Cakka hanya menghela nafas lirih. "Gue nggak tahu seneng atau sedih ngedenger hal ini."

Dahi Zahra mengernyit. "Mana bagian yang harus disenengin coba?" Zahra menatap Cakka gemas. Dari yang ia tangkap, tak ada bagian yang bagus dari cerita sahabatnya tadi.

"Sebelumnya, gue kira mereka itu saling suka atau malah mereka udah pacaran. Hati gue sedikit lega karena mereka cuma sekedar sahabat. Layaknya gue sama Ify."

Ify melirik Cakka sekilas. Namun ia segera menghembuskan nafas dan memejamkan matanya. Pikirannya sangat penat malam ini. Shilla berhasil membuatnya tak semangat dalam sekejap.

"Itu senengnya. Dan sedihnya, sama apa yang kalian rasa. Gue nggak nyangka musuh gue malah sahabat orang yang paling gue kasihi. Dan yang paling buat hati gue perih, gue ngerasa kalah telak sama Rio. Dulu gue ngerasa kalo gue orang yang paling ngerti Shilla. Tapi ternyata, gue nggak ada apa-apanya."

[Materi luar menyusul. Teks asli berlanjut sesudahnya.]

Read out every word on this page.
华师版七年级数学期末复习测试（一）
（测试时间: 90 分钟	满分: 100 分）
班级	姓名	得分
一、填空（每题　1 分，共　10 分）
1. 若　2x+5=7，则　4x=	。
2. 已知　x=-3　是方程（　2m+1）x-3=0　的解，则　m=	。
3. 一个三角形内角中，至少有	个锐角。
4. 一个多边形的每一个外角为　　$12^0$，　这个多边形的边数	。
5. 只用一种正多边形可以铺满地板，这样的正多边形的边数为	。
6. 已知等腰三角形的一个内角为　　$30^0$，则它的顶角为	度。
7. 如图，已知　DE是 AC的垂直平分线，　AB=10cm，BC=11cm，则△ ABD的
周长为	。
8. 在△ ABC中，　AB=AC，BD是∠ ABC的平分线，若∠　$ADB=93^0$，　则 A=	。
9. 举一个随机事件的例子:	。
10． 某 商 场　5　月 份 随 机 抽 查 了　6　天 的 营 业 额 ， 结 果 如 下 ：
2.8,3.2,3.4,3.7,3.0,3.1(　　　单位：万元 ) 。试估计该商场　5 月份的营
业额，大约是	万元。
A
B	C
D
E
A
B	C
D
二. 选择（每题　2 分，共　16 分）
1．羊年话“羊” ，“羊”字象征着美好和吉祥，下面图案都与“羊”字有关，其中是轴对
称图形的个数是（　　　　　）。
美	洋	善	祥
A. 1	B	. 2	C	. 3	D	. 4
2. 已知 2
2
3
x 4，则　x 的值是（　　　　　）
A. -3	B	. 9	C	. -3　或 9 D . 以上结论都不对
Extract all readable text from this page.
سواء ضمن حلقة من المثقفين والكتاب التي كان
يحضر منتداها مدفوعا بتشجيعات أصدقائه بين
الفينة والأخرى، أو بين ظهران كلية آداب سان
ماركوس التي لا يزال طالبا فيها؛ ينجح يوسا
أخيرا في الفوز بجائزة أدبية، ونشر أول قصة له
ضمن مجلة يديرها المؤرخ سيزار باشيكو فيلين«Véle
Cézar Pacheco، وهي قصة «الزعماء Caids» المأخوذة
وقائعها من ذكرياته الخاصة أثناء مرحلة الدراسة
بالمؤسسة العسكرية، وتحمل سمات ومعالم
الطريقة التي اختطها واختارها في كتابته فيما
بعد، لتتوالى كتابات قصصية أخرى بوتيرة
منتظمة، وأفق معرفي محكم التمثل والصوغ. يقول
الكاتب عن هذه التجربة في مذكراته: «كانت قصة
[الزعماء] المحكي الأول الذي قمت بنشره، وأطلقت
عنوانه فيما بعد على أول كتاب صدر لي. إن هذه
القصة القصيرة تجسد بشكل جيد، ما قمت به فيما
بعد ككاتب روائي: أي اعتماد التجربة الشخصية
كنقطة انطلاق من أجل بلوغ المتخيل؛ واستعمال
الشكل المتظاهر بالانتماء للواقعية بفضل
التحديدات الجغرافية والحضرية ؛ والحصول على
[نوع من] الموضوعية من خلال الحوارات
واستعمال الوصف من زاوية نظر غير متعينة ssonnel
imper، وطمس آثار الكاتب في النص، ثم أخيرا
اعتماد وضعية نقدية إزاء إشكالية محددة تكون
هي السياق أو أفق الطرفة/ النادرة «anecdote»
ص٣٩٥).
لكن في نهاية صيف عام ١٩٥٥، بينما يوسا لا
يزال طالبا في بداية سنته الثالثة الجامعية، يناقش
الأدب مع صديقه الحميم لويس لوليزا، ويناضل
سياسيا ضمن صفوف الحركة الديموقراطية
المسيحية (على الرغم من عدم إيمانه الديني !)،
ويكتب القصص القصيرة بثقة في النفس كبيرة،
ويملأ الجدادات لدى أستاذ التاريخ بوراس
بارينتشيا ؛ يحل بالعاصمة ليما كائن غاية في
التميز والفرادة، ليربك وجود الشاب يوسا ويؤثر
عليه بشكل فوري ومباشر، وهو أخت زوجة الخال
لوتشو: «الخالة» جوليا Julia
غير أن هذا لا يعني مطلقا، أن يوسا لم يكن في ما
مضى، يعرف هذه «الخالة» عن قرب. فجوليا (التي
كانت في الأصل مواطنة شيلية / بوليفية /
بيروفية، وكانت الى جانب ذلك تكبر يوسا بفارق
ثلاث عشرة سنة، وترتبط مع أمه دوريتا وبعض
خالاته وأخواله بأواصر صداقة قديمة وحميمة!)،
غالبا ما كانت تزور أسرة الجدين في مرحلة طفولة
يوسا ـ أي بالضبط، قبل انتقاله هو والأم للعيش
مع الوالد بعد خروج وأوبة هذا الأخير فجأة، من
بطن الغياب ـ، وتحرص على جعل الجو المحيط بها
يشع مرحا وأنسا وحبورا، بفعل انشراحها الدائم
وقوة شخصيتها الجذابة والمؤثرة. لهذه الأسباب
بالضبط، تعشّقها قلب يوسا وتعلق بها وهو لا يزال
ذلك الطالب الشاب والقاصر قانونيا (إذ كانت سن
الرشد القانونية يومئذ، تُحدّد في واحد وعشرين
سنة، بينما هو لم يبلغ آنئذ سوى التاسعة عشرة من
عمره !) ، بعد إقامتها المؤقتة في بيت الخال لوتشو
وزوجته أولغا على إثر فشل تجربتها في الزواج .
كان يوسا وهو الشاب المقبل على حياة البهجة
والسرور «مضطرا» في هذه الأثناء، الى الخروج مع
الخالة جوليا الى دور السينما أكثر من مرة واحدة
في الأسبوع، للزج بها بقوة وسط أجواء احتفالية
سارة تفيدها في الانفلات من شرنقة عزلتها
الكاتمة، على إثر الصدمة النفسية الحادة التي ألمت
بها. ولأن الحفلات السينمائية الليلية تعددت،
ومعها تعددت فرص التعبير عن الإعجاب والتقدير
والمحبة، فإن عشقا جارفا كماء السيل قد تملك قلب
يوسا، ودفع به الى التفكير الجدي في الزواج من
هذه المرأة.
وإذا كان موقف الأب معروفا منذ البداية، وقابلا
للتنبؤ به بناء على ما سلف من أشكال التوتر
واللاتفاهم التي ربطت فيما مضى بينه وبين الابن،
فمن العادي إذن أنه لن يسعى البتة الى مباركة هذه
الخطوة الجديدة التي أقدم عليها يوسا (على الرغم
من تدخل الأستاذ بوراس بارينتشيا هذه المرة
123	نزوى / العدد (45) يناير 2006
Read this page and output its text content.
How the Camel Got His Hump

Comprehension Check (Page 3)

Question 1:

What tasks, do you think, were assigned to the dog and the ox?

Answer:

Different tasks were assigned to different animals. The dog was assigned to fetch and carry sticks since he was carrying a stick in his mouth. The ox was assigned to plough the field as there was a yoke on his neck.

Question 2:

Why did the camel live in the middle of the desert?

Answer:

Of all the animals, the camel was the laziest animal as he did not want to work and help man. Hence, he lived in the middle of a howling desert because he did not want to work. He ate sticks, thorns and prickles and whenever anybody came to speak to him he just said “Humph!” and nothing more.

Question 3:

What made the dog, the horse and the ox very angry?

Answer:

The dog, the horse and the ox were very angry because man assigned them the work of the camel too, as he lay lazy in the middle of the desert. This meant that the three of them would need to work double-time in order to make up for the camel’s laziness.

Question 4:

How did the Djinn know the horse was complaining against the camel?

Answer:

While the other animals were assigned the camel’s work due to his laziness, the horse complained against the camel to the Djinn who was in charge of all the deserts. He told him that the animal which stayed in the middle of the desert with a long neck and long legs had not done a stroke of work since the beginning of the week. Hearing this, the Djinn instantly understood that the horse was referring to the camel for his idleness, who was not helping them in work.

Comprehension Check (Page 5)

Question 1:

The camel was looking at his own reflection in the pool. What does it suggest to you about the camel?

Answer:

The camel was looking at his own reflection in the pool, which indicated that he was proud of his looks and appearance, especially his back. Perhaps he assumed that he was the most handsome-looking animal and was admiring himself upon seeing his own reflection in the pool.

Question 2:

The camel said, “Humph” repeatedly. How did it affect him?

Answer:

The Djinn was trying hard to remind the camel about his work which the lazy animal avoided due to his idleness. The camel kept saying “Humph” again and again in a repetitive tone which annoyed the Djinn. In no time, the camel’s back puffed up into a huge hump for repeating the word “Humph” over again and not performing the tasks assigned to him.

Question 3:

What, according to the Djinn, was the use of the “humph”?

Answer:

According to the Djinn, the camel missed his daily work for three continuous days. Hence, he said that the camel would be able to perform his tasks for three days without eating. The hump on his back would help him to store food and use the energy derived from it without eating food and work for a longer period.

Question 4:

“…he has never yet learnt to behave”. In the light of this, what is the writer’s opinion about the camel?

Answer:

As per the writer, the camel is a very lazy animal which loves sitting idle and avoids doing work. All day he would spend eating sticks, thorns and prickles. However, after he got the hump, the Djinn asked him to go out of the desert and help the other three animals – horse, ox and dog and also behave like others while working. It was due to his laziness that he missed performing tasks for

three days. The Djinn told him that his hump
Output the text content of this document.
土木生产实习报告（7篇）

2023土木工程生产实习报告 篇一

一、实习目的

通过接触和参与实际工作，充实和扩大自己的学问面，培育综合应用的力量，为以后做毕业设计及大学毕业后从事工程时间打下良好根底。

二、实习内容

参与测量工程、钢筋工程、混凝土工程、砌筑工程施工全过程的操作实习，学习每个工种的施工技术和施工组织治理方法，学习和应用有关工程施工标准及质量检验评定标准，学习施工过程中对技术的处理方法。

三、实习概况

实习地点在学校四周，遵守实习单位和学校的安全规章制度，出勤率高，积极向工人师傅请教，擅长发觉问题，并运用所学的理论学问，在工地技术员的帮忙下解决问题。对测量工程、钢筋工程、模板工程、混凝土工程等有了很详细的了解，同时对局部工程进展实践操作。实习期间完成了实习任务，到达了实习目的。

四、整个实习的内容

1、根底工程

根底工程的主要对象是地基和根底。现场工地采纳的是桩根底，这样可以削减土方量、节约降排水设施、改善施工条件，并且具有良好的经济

Penjelasan Cakka membuat semua terdiam.

"Apa yang mau lo lakuin?" Dengan pelan Ray kembali bersuara. Mereka bahkan lupa kalo selama berminggu-minggu ini mereka tak mendengar suara Ray. Mereka malah bersikap biasa Ray mulai bisa berbicara.

"Gue nggak tahu."

"Lo bakal lebih susah ngedapetin Shilla." Ify membuka matanya dan menegakan duduknya. Menoleh ke arah Cakka yang tak menatapnya, tapi wajah Cakka menandakan bahwa pria itu sedang mendengarkan.

"Rio pasti nggak setuju sama lo. Dia nggak akan ngebiarin lo untuk deket sama Shilla. Dan menurut lo, apa yang bakal Shilla lakuin? Nurutin kemauan orang yang dia sayang dan berharga di hati dia atau milih lo yang jelas-jelas udah nyakitin dia? Gue rasa Shilla akan lebih milih Rio daripada lo."

Cakka terdiam.

Begitu pula yang lain.

Mereka tak mampu bersuara. Tak ada yang menyangkal atau mengeluarkan pendapat.

Cakka mengusap wajah nya. Ia benar-benar tak tahu harus apa sekarang. Ia butuh sendiri. Ia ingin memikirkan semua nya dalam keadaan sunyi.

"Gue balik duluan."

Tak menunggu jawaban temannya, Cakka langsung beranjak dan menyambar kontak mobil nya. Dengan langkah besar-besar pria itu melangkah. Yang melihat hanya bisa terdiam tanpa bersuara, ia tahu Cakka membutuhkan ketenangan. Mereka tak bisa menahan pemimpinnya.

Dalam hati mereka berdoa, semoga Cakka baik-baik saja sampai rumahnya. Mengingat pria itu seperti orang kesetanan jika sedang emosi. Ia tak ingin pemimpinnya mati konyol karena masalah ini.